Karimun (Jurnal) – Mantan Ketua DPRD Kabupaten Karimun, M Asyura kembali melayangkan gugatan terhadap 32 pejabat daerah ke Pengadilan Negeri Tanjungbalai Karimun pada hari Jumat (15/3) lalu.
Asyura melayangkan gugatannya karena dirinya telah dilengserkan sebagai Ketua DPRD Kabupaten Karimun, pelengseran jabatan ketua tersebut berdasarkan mosi tidak percaya 21 orang anggota dewan pada bulan Maret 2016 lalu.
Humas Pengadilan Negri Tanjungbalai Karimun, Yudi Rozadinata membenarkan bahwa M Asyura telah memasukkan berkas terkait gugatan terhadap 32 orang pejabat.
“Memang benar pada tanggal 15 kemarin gugatannya masuk, ada sekitar 32 nama masuk dalam gugatan tersebut, dalam gugatan tersebut ada beberapa poin gugatan yang diajukan oleh penggugat,” ujar Yudi, Senin (19/3).

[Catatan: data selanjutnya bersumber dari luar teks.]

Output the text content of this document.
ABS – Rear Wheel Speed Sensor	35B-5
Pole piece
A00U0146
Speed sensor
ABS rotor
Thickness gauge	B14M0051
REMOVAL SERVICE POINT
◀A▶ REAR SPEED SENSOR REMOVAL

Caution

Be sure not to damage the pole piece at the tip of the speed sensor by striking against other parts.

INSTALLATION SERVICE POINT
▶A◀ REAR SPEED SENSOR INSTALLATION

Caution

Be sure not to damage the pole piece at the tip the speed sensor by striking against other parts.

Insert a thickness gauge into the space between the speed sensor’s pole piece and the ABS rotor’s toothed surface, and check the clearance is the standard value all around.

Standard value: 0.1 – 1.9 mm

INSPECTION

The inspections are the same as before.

Dari 32 orang yang digugat, ada nama Gubernur Kepulauan Riau, Nurdin Basirun, Sekda Provinsi Kepri, TS Arif Fadillah, Bupati Karimun, Aunur Rafiq, Wakil ketua I DPRD Karimun Azmi, Kemudian Wakil ketua II Bakti Lubis, Sektretaris DPRD Karimun Zipridin.
Sementara itu, kuasa hukum am Asyura, T.M Simanjuntak mengatakan, surat yang putusan yang dikeluarkan oleh Plt Gubernur Kepri dinilai cacat hukum dan tidak sah.
“Kami menilai surat putusan yang dikeluarkan oleh Plt Gubernur Kepri itu tidak sah dan cacat hukum,” katanya.
“Dari 32 tergugat, 21 orang anggota Dewan, kemudian Sekwan dan mantan Sekwan, Sekda Provinsi, Bupati Karimun, dan Gubernur Kepri,” ujar Jefrianto.
Asyura juga melayangkan gugatan tentang mosi tidak percaya yang ditandatangani oleh 21 anggota dewan yang menyebabkan dirinya lengser sebagai Ketua DPRD Karimun.
Rencananya sidang gugatan yang dilayangkan oleh Asyura akan digelar pada tanggal 4 April 2018.